I always felt I wasn’t good enough. There’s dense, dense shame and guilt and fear, and a little voice, “But you don’t know me. If you really knew me, you wouldn’t have anything to do with me, and you’d leave me.” And that voice was very loud in my own mind when I was ill. So in moments of clarity it was extremely painful. Alcohol took those feelings of inadequacy away. I made a conscious decision to use alcohol to be normal.

A social drinker will take a drink and it kind of goes down tinkle, tinkle, tinkle. When I take a drink it goes down BOOM, and I become six foot four with a full head of hair and can dance like Fred Astaire. It literally changes my whole perception of the world. And that’s what alcoholics chase, sometimes into the grave.

To society, they see the drinker’s problem as the alcohol. But the problem for the alcoholic is sobriety. And if we don’t offer options and strategies around maintaining sobriety, the alcoholic will continue to drink. Because that’s what makes the alcoholic normal.

When you’re living in a place of shame, you keep secrets. And in the secrets lies the sickness. I thought I was the only doctor in the world doing what I was doing. So I didn’t know any doctors that I trusted. I didn’t know any human beings that I trusted. Thinking I was the only doctor and the only man in the world doing what I was doing—it’s utterly isolating and lonely to be addicted.

The core of being addicted is isolation. The treatment is people. So what I basically do as a therapist is get addicts living with people again.

That doctor said he’d been sober for 20 years, and I just about fell over because I thought I was the only doctor doing what I was doing.

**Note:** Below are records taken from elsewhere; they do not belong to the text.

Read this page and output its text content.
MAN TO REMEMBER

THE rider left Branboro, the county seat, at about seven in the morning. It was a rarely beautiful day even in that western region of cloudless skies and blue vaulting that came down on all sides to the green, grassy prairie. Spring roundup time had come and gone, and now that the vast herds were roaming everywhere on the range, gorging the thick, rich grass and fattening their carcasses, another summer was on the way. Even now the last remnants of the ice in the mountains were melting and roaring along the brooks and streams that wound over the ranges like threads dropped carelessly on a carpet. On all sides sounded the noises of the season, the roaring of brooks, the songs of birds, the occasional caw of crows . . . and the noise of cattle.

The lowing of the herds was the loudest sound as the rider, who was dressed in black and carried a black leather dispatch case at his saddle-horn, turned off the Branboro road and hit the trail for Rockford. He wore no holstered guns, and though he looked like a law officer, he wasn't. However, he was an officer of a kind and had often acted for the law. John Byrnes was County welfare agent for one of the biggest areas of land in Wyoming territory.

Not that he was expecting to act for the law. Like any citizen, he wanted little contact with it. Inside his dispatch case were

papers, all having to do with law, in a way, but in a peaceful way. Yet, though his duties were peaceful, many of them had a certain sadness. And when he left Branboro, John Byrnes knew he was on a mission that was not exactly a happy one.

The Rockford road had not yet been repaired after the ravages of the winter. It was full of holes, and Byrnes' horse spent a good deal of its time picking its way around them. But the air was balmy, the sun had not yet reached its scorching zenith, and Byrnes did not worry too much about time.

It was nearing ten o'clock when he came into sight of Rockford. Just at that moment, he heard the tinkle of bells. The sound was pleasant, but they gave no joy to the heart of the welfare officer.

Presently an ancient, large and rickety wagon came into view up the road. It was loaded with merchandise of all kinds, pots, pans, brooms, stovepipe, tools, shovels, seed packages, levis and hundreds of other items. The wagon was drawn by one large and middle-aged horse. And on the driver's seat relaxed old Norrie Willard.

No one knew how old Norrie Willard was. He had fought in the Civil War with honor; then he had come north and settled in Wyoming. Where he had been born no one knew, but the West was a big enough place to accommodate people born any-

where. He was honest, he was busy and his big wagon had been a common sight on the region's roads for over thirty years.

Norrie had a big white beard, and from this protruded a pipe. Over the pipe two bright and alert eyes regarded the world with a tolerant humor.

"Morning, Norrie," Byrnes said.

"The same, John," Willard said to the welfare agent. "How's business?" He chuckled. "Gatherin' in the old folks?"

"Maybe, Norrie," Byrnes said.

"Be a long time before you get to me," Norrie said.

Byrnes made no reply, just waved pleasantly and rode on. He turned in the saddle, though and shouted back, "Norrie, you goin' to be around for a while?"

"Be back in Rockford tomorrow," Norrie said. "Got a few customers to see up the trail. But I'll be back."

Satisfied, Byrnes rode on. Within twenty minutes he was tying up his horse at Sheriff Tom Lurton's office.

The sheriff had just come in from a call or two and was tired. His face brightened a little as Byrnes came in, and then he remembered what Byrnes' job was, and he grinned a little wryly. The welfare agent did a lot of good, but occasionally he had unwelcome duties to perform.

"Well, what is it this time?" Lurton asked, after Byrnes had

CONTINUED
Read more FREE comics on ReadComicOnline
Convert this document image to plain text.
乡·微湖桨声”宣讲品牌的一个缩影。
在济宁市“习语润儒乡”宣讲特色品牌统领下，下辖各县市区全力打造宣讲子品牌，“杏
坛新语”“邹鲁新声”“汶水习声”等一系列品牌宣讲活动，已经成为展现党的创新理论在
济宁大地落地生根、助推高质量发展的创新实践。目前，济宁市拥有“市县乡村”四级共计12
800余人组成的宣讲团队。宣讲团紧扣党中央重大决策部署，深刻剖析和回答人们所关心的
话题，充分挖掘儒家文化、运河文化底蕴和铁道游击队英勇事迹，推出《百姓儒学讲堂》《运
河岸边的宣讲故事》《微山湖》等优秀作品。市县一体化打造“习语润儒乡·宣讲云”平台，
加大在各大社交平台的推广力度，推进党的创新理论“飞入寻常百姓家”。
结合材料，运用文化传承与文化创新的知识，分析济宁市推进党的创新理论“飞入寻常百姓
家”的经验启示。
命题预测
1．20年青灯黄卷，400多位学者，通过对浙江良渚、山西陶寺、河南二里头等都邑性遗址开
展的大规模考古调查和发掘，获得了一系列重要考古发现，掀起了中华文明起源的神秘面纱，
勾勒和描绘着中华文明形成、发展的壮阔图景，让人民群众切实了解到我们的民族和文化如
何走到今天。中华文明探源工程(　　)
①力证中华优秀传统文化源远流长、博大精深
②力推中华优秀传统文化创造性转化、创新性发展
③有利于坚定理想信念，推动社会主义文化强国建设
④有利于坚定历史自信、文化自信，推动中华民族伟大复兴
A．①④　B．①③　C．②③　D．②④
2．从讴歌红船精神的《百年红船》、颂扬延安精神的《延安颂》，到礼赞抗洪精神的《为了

And that’s why I do what I do now. By taking the risk of sharing my own wounds, I can give other doctors the permission to be sick, as opposed to be secret and feel that they’re bad.

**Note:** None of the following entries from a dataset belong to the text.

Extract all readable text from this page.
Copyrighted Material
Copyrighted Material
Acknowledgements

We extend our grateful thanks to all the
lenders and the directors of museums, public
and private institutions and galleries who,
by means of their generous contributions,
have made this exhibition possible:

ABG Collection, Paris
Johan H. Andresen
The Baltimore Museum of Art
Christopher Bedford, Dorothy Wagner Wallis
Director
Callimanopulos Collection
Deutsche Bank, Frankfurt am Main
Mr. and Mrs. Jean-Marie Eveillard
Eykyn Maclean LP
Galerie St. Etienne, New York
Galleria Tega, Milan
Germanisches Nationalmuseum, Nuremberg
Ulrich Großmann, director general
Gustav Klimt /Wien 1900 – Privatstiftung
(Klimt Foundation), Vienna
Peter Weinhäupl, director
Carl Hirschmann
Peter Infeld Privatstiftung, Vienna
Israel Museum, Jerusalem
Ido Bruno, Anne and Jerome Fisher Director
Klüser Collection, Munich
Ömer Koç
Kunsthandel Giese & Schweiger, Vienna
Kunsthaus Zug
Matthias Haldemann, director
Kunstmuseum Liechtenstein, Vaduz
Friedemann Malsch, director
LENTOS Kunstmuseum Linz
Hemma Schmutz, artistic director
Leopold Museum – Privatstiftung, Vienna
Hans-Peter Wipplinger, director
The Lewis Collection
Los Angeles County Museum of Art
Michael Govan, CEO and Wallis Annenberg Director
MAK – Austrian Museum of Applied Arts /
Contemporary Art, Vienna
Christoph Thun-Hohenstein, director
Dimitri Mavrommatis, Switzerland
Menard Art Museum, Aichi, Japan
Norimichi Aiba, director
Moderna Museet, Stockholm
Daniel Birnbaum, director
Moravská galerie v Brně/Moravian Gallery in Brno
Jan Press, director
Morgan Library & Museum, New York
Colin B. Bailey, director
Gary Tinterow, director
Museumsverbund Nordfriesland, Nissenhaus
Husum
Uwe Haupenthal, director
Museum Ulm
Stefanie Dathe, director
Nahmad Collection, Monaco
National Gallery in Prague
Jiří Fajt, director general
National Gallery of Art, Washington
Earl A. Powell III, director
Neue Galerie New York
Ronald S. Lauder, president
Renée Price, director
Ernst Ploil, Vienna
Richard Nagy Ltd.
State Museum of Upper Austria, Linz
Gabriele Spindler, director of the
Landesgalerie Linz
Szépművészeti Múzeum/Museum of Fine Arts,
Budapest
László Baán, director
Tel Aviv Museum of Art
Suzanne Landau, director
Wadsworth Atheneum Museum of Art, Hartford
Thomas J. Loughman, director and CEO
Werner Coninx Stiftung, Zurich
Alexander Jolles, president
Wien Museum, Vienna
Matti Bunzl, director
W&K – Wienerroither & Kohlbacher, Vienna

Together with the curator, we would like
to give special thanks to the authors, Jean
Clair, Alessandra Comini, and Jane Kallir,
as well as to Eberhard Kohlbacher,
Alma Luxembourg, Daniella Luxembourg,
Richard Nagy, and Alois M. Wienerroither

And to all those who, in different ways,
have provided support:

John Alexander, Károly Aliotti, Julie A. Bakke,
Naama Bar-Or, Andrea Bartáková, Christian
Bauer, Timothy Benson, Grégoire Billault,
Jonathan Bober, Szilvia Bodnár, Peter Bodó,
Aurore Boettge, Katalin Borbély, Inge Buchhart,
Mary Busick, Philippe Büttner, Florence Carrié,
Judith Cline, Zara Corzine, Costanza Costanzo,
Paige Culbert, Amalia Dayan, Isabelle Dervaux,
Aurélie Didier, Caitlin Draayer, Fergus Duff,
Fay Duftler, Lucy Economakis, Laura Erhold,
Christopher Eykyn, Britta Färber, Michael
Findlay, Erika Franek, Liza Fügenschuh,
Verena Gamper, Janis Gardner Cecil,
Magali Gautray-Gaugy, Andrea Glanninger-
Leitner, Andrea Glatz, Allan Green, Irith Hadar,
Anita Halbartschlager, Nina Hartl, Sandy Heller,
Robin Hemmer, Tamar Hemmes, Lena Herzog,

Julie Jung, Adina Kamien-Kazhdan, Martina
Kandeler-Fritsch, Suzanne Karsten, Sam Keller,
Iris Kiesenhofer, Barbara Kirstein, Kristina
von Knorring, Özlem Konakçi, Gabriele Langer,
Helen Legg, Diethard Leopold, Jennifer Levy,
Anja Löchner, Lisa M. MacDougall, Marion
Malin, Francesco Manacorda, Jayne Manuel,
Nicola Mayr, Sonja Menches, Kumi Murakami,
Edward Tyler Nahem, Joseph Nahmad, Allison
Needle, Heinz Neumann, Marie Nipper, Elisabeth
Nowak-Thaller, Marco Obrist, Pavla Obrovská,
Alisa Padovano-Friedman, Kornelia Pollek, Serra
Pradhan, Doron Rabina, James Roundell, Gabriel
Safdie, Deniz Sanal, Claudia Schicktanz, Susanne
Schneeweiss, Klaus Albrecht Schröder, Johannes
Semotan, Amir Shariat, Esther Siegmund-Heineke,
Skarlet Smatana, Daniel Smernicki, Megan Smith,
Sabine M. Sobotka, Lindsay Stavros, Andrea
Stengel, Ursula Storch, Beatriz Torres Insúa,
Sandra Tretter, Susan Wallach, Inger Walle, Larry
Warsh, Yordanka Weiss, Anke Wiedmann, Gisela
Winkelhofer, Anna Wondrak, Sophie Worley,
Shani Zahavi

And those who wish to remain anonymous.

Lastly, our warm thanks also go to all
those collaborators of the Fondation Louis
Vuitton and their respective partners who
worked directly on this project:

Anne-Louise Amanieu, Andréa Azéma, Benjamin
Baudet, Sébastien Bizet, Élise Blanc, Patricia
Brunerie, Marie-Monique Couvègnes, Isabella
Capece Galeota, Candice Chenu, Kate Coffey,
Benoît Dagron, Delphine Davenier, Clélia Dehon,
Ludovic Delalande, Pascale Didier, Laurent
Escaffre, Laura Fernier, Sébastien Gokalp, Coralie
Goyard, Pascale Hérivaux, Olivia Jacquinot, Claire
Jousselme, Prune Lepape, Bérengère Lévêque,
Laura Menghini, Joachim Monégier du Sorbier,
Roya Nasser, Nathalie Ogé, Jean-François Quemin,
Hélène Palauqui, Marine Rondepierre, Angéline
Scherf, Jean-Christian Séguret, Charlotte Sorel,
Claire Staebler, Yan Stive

To be addicted is to have a medical condition that has a spiritual solution. It’s got absolutely nothing to do with religion. Religion is simply a set of dogmas. Spirituality is finding out what makes you feel good in your own skin in a healthy way. Whether it’s looking at a sunset, enjoying a painting, listening to wonderful music, or being in a room full of people being honest and sharing feelings, these are all spiritual approaches.

In essence what the Twelve Steps do is take an infantile ego and allow it to grow up. An infantile ego says, “I’m the center of the world, I’m selfish, I’m self-centered, and how can you pick on a nice guy like me, and what’s all the problem about?” To the end of the Twelve Step process, where you say, “How can I be of assistance to somebody else?” So it’s a growing up process that many, many people get in their own families and their own lives automatically. And the people like me don’t have that. And so I had to grow up in a psychological sense by working through a number of steps that taught me to take responsibility for my own behaviors, to recognize that I wasn’t in control of very much in my life, and I always needed to ask for help, direction, and support from other human beings.